Manchmal glaube ich wirklich, ich bin ihr Lieblingsthema. Wenn man jemanden hat, über dessen Leben man reden kann, muss man sich immerhin nicht so intensiv den Kopf über sein eigenes zerbrechen, oder? Ich hab gesagt, mir geht es wunderbar, vor allem jetzt, wo ich endlich umgezogen bin und meine Ruhe habe. Sie sollen sich mal keine Sorgen machen. Jeder, der ein Herz hat, ist im Winter in Berlin ein bisschen melancholisch, oder? Die Selbstmordrate ist auch ziemlich hoch, aber das sag ich nicht, das würde die nicht beruhigen. Vor allem, weil ich jetzt in einem Hochhaus wohne.

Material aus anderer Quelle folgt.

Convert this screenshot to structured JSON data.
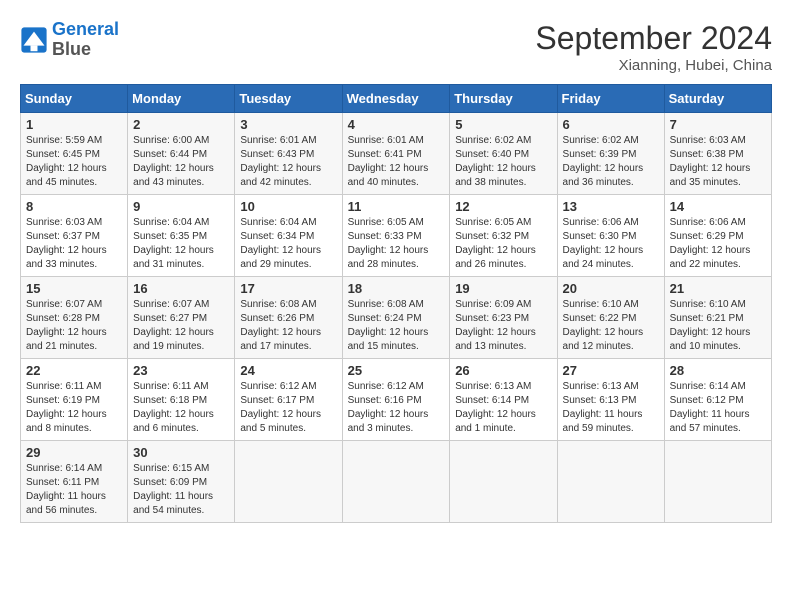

Als sie endlich alle gegangen sind, mit ihrem selbstgebackenen Kuchen und ihren Hausratsversicherungen und Lebensweisheiten und allem, hab ich also angefangen, meine Kartons auszupacken, und alles irgendwie provisorisch in windschiefe Regale gestellt. Bestimmt bleibt es jetzt erst mal ewig genauso stehen. Mein ganzes Leben ist irgendwie immer noch provisorisch wie diese schiefen Regale. Buhuhu.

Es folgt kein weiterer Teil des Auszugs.